This week in gadgets news, Irish start-up Invizbox tries to complete funding for its Invizbox Go and a Japanese company has created a machine that will do all your laundry, including folding it.
Things were looking rather curvy in gadgets news last week with the launch of HP’s new enormous curved 32in Envy Windows PC which has been described as an ‘all-in-one’ because it combines the monitor, audio, camera and computer into one package.
It also comes in the smaller screen sizes of it comes in 24in and 27in if the largest one is too curvy for you, starting from US$999 and up to US$1,799.
Elsewhere, Microsoft’s new MacBook competitor, the Surface Book, was given its debut among many other new Microsoft devices, including a release period of the HoloLens.
When it is released, the tablet-cum-laptop will be Microsoft’s most expensive laptop coming in at an eye-watering US$1,499.
But with that you get a 6th-Gen Intel Core i5 or i7 processor, and also comes with an i5/i7 NVIDIA GPU.
Not wanting to feel left out, Apple also revealed it is to launch its new 21.5in 4K iMac with its more advanced graphic card compared with its predecessor.
The Irish start-up Invizbox is in the midst of the last few days of its Kickstarter funding campaign to raise the €100,000 it’s looking for to develop its new product, the Invizbox Go.
The core concept of the small, black box is to keep the owner safe from tracking and profiling by people, governments, companies and hackers.
The start-up says that the InvizBox Go uses either a VPN connection or a connection to the anonymous browser Tor to fully protect a person’s local network.
From a more consumer point of view though, the Invizbox GO also allows someone to view country-restricted content from wherever they are in the world while also acting as a large power bank for charging a phone.
While still in its prototype development stage, the cheapest reward price for the black box is €79 which isn’t too shabby for such a device.

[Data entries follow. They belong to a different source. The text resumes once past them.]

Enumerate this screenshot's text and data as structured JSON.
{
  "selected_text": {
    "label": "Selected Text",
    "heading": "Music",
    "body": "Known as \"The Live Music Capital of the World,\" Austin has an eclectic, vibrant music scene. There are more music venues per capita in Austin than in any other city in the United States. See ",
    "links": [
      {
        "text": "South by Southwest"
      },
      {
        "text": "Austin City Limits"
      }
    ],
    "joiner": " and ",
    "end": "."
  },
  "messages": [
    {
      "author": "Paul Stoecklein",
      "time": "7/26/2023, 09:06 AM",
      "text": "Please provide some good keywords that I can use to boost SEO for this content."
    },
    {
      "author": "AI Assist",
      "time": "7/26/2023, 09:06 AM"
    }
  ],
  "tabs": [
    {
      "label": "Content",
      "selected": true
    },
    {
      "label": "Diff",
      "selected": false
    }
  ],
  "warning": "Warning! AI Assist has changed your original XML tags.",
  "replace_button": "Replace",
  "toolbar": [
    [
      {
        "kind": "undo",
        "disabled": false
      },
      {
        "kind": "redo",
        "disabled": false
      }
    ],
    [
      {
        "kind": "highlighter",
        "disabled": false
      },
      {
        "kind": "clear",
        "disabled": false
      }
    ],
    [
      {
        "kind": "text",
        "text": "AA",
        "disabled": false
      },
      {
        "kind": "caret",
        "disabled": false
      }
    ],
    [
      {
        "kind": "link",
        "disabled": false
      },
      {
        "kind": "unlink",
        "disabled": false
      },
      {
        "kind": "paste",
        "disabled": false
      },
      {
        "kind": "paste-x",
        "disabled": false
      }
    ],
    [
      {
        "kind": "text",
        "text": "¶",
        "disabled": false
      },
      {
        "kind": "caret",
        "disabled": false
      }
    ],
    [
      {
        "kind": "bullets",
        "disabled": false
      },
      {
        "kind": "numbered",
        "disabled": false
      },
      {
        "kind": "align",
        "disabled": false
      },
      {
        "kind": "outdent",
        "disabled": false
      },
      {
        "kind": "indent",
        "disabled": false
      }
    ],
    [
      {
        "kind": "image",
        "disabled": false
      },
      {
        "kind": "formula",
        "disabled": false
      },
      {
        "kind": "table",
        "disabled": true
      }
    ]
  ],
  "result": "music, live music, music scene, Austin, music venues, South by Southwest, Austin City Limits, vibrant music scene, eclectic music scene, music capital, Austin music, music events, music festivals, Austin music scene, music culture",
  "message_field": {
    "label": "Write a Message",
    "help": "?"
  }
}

Doing the laundry could be about to get lazier with the help of a new Japanese washing machine called the Laundroid.
What makes the washing machine stand out from others, the Laundroid people say, is that rather than just washing and drying the clothes, it will use technology within to sort and fold the clothes as well.
Just think of the amount of time this will save a person with each wash? Whole minutes, even.
While the actual details of the machine have only been given the equivalent of a teaser trailer for a movie, the Laundroid is a joint effort between the housing firm Daiwa House, the electronics company Panasonic and Seven Dreamers
We might be waiting a while though as while it was demonstrated behind a curtain at its demonstration, we’re unlikely to see a commercial model unti, sigh, 2019.
Garageeks’ outdoor wireless charging station
Another entry this week from an Irish start-up, this time in the form of Garageeks based in Dublin who has developed their first outdoor wireless charging station for devices using the Qi standard.
According to their website, phones that use this charging standard, like the Samsung Galaxy S6, will be able to get one hour’s worth of use out of a 10 minute charge.
The solar-powered stand also support fast USB charging and has an integrated remote management system that allows someone to monitor critical parameters in real-time.
From a business point of view, the wireless charging stations they have developed is geared towards advertisers who could use them to promote a product while people wait there for their phones to charge. Certainly an interesting concept.
L16 DSLR-like camera
This week just can’t seem to get enough of start-ups as another company, Light, is attempting to make a dent in the high-resolution camera market with a 52MP camera that looks similar in shape and size to a smartphone.
Called the L16, the camera promises to squeeze in 16 camera modules of three different focal lengths, each of which will have a 13MP image sensor.
Of the 16 modules, the focal lengths include five 35mm ones, five 70mm ones, and six 150mm ones.
Each of the lenses takes its own photos which is then combined using its internal software that replicates what would be seen in a high-powered DSLR camera for more than half the price.
Shipping late summer 2016, the camera is still not a throwaway item expecting to cost in the region of US$1,699.
Evapolar, the personal air conditioner
Well here’s something that looks particularly ‘cool’. Not content with having a large air conditioner in a room using vast quantities of energy, a Russian Indiegogo campaign wants to create a personal air conditioner.
The desktop personal air conditioner obviously offers cool air for the user, but also humidifies and purifies the air, supposedly.
Raising a few eyebrows, they developed special evaporative nanomaterial that was supposedly based off part of Russian military tech and is 12 times more energy efficient than traditional split systems.
From the reward price, the Evopolar will set you back at least US$179.